Brasileira denuncia xenofobia em abrigo de Portugal após ser despejada com a filha

por Redação

A brasileira Jennifer Silva, de 36 anos, denunciou ter sido vítima de xenofobia, racismo e perseguição em um abrigo social localizado em Aveiro, Portugal. Natural de Belo Horizonte, ela afirma que foi despejada da instituição junto com a filha de três anos após denunciar agressões e irregularidades dentro do local.

Atualmente, Jennifer e a criança estão hospedadas em uma pensão, cuja diária, segundo ela, representa um custo elevado. A brasileira relatou que recebeu um ultimato de sete dias para deixar o abrigo, encerrado em 6 de julho.

Segundo Jennifer, ela foi informada de que seus pertences seriam colocados em sacos e enviados para uma pensão onde deveria permanecer por três noites, ao custo de 350 euros (cerca de R$ 2 mil), valor que, segundo ela, corresponde à metade de seu salário como empregada de limpeza.

A brasileira afirmou ainda que aguardava uma definição sobre quem arcaria com a hospedagem, mas recebeu como resposta que possuía renda por estar empregada.

Antes do despejo, Jennifer diz ter participado de uma reunião interna com representantes da instituição e da Comissão para a Cidadania e a Igualdade de Gênero (CIG), após registrar uma reclamação no Livro de Reclamações, mecanismo oficial de denúncias em Portugal.
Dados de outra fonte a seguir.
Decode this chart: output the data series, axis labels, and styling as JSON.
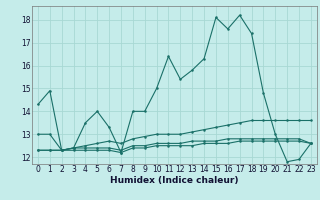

Durante o encontro, ela relata ter ouvido que os direitos humanos seriam destinados apenas aos portugueses e que problemas ocorridos dentro da instituição não deveriam ser denunciados. Ao questionar essa afirmação, afirma ter sido orientada a permanecer em silêncio e ouvido a frase: “Se não estiver satisfeita, faz as malas e volta para tua terra”.

Jennifer também relata ter denunciado agressões físicas e psicológicas praticadas por outras mulheres acolhidas no abrigo, alegando que as funcionárias não impediram as situações. Segundo ela, chegou a gravar episódios para comprovar as denúncias.

Em seu relato, a brasileira afirma que uma das mulheres tentou agredi-la após perceber que estava sendo filmada enquanto supostamente agredia o próprio filho. Em outra ocasião, diz que um copo foi arremessado contra ela.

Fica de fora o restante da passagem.